For this, assume that P(1) is true and, for some k, P(k) → P(k+1) is true, then P(n) is true for all positive integers. So, for this value of k, P(1), P(2), ..., P(k) are all true. Then, the assertion $P(1) \wedge P(2) \wedge...\wedge P(k) \rightarrow P(k+1)$ is true. So,
$$(P(1) \wedge P(2) \wedge ... \wedge P(k) \wedge (P(k) \rightarrow P(k+1))) \rightarrow \forall n(P(n))$$
is always true.
Is this part right?

 

[lippyka]

Next, I will try to show that, if strong induction is an axiom, then weak induction is always true.

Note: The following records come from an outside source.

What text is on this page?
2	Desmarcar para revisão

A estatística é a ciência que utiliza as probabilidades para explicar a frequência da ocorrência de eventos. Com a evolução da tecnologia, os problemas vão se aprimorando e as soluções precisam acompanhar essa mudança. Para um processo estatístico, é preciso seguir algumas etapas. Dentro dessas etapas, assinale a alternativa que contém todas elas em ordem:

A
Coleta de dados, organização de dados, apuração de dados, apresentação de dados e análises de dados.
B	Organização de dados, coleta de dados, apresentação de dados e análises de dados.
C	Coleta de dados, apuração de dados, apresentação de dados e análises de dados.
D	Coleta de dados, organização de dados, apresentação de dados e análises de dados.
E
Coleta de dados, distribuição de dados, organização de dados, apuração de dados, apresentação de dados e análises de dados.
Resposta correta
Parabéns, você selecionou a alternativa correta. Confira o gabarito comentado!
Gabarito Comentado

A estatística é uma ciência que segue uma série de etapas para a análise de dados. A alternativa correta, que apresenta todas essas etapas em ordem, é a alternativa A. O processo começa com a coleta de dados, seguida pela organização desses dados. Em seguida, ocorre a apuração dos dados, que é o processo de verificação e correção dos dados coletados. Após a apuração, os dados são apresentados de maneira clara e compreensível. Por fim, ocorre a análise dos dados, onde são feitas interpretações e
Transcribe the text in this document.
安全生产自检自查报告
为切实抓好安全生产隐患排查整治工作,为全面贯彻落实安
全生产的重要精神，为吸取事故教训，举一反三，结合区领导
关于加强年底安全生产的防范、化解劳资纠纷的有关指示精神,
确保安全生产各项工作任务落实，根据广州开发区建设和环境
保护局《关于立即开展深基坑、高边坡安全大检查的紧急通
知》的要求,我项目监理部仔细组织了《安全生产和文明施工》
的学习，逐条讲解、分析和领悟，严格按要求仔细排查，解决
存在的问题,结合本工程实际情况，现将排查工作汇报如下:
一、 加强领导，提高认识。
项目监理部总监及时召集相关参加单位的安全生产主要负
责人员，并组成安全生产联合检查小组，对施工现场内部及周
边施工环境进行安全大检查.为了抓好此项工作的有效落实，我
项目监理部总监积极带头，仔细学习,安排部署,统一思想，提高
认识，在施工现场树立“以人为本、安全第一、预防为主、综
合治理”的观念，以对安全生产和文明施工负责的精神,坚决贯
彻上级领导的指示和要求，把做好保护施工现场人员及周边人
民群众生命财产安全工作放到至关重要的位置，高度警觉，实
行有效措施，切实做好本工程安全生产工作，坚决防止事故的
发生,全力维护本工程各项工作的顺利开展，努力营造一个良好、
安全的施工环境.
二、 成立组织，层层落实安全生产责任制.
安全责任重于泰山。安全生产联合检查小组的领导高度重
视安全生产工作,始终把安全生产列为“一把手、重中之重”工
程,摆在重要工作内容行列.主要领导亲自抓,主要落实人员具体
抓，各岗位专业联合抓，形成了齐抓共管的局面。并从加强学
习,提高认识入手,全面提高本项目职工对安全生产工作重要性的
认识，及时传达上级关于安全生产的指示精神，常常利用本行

So, the following is always true: (P(1) \wedge P(2) \wedge ... \wedge P(k) \wedge (P(k) \rightarrow P(k+1))) \rightarrow \forall n(P(n)) That is, if P(1) is true and P(2), ..., P(k) are all true and P(k) implies P(k+1), then P(n) is true for all positive integers.For this, assume that P(1) is true, P(2), ..., P(k) are all true, and P(k) → P(k+1) is true. Then, the assertion P(k) \rightarrow P(k+1) is true for all k. So, (P(1) \wedge \forall k (P(k) \rightarrow P(k+1))) \rightarrow \forall n(P(n)) is always true.Is this part right?